2nd February, 2015
The All Progressives Congress Presidential Campaign Organisation (APCPCO) on Sunday accused President Goodluck Jonathan of massive corruption in Nigeria’s agricultural sector, thereby, puncturing claims by the President and his administration that he reduced corruption in the sector drastically.
In a statement issued by Mallam Garba Shehu, the spokesman of APCPCO, it said: “President Jonathan has failed woefully in the agricultural sector, and all the self-praise of the administration on agriculture is simply a ruse”.
The statement noted all the promises President Jonathan made in 2010 about making Nigeria self-sufficient in rice and wheat production by 2015 has failed. “The grim reality on the ground today is that Nigeria emerged as the world’s highest importer of rice in 2015, and a whopping $11 billion is spent annually by Nigeria to import rice, wheat, sugar and fish.”
According to the statement, former acting Governor of the Central Bank of Nigeria, Dr. Sarah Alade, said Nigeria as at 2014 spends $4 billion on rice importation – that is about N600 billion annually on the importation of 2.1 million metric tonnes of milled rice.
“This is after the Federal Government had approached the China Exim Bank for a loan of $1.2 billion for the financing of 100 large-scale rice processing plants with a total capacity of 2.1 million metric tonnes.
“The troubling truth today is that Nigeria is nothing close to self-sufficiency in rice production and what we have at hand is a close web of corruption where government cronies stumble over each other to get import licences for rice.
“According to the Minister of Agriculture and Rural Development, Dr. Akinwunmi Adesina, Nigeria’s wheat consumption as at year 2000 was about two million metric tonnes. But, by 2010, wheat importation to the country had risen to four million metric tonnes and Nigeria spends N635 billion annually on wheat importation.
“Five years into the Jonathan administration, Nigeria spends even more than we did in 2010 to import wheat; yet the government continues to brandish false achievements in the agricultural sector – a situation that is completely at variance with what President Jonathan promised Nigerians in 2010, saying that his government would make Nigeria save N635 billion annually on rice and wheat importation.”
The statement also punctured the federal government’s claims that local farmers now have unhindered access to fertiliser through the Growth Enhancement Scheme. “It is excessively labourious and technically difficult for the farmers to work through” are two bags of fertilizer throughout the entire farming season, “and government has not come out in one instance to tell Nigerians how much it receives as grants on fertiliser distribution to farmers from donor agencies.

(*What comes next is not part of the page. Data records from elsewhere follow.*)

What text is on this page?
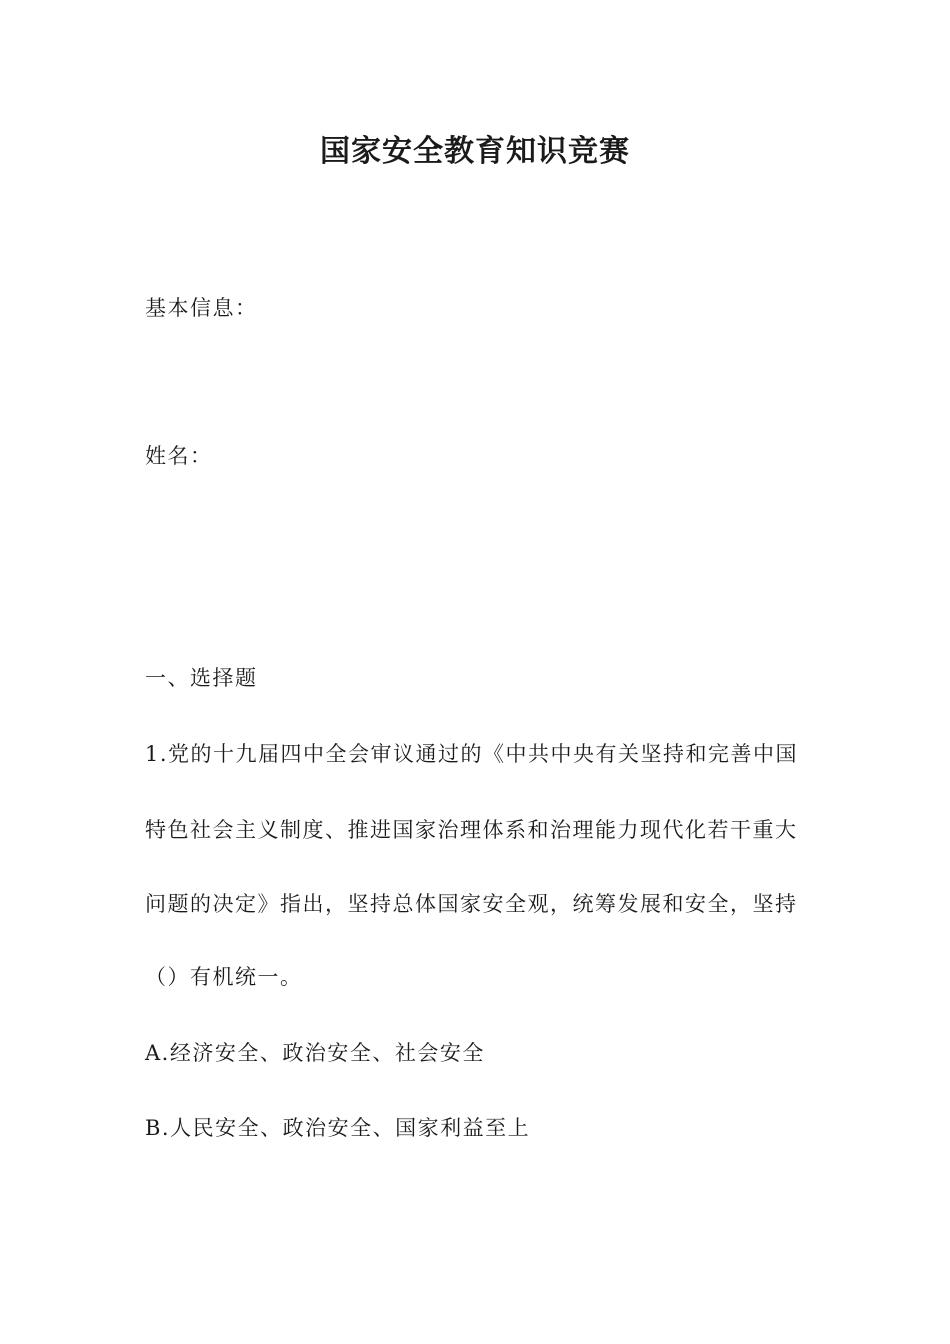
国家安全教育知识竞赛
基本信息：
姓名：
一、选择题
1.党的十九届四中全会审议通过的《中共中央有关坚持和完善中国
特色社会主义制度、推进国家治理体系和治理能力现代化若干重大
问题的决定》指出，坚持总体国家安全观，统筹发展和安全，坚持
（）有机统一。
A.经济安全、政治安全、社会安全
B.人民安全、政治安全、国家利益至上
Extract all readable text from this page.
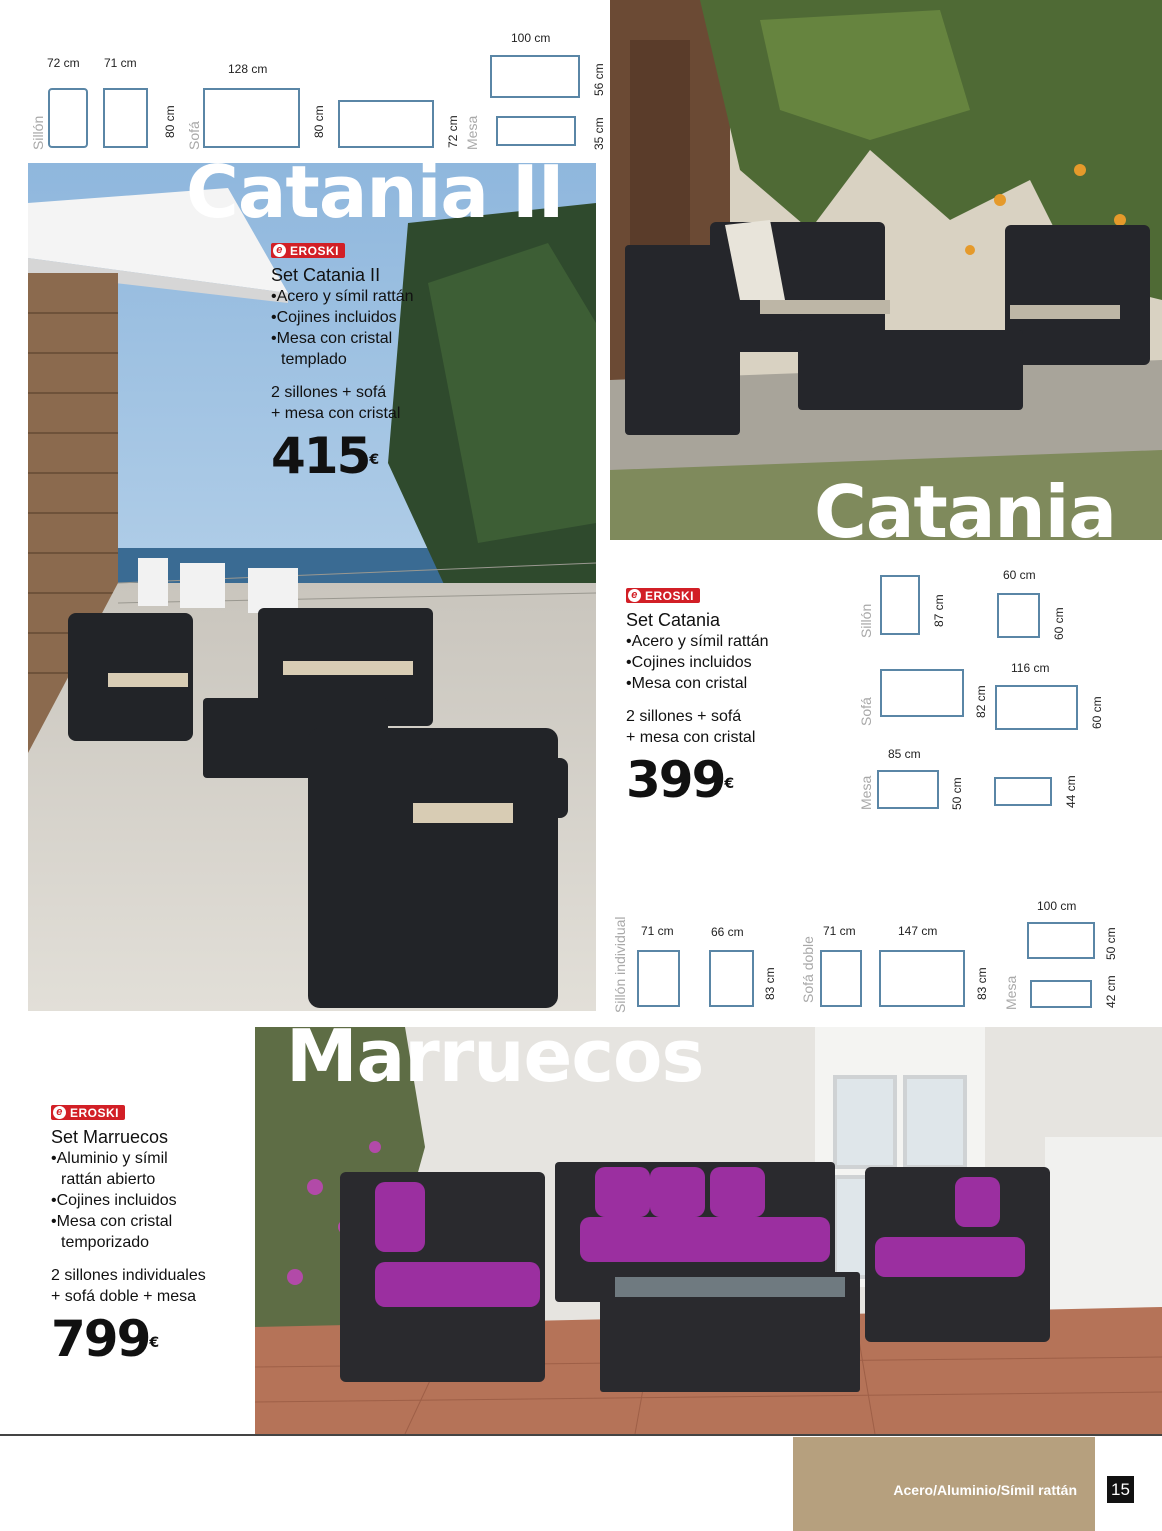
Sillón
72 cm 71 cm
80 cm Sofá
128 cm
80 cm	72 cm Mesa
100 cm
56 cm
35 cm
Catania II
e EROSKI
Set Catania II
•Acero y símil rattán
•Cojines incluidos
•Mesa con cristal
templado
2 sillones + sofá
+ mesa con cristal
415€
Catania
e EROSKI
Set Catania
•Acero y símil rattán
•Cojines incluidos
•Mesa con cristal
2 sillones + sofá
+ mesa con cristal
399€
Sillón	87 cm
60 cm
60 cm
Sofá	82 cm
116 cm
60 cm
Mesa
85 cm
50 cm	44 cm
Sillón individual 71 cm	66 cm
83 cm Sofá doble
71 cm	147 cm
83 cm Mesa
100 cm
50 cm
42 cm
Marruecos
e EROSKI
Set Marruecos
•Aluminio y símil
rattán abierto
•Cojines incluidos
•Mesa con cristal
temporizado
2 sillones individuales
+ sofá doble + mesa
799€
Acero/Aluminio/Símil rattán 15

“The government will want to give us the impression that fertiliser is being given to farmers free of charge. But we know that what subsists is a 50 per cent subsidy per bag of fertiliser. Our farmers are being shortchanged under this so-called e-wallet arrangement because of lack of transparency.
“We may be looking at another subsidy scam over fertilizer unless the Jonathan administration comes out clean to tell us how much it has received as grants over fertiliser and how it comes about the 50 per cent subsidy per bag of fertilizer.”
The statement further dismissed Jonathan’s claims of achievement in the agric sector, noting that, “throughout the periods preceding the Jonathan’s administration, the contribution of agriculture to the Gross Domestic Product (GDP) was at 7 per cent, while under the so-called transformation agenda of President Jonathan, agriculture’s contribution to the GDP has been consistent at 5 per cent – an all time low.
“In any case, food commodities are items Nigerians buy on a daily basis. If the Jonathan administration was sincere with the statistics it reels out on agriculture, why would the government buy pages of newspaper advertorials and TV commercials to force bitter falsehood of its achievements down the throats of Nigerians? The Jonathan administration has failed woefully in its agricultural policies and the facts are self-evident out there at those food stalls in our markets.
“In 2015, Nigerians know they spend far more to buy food than they did in 2010. That reality, in itself, is President Jonathan’s scorecard in agriculture,” the statement read.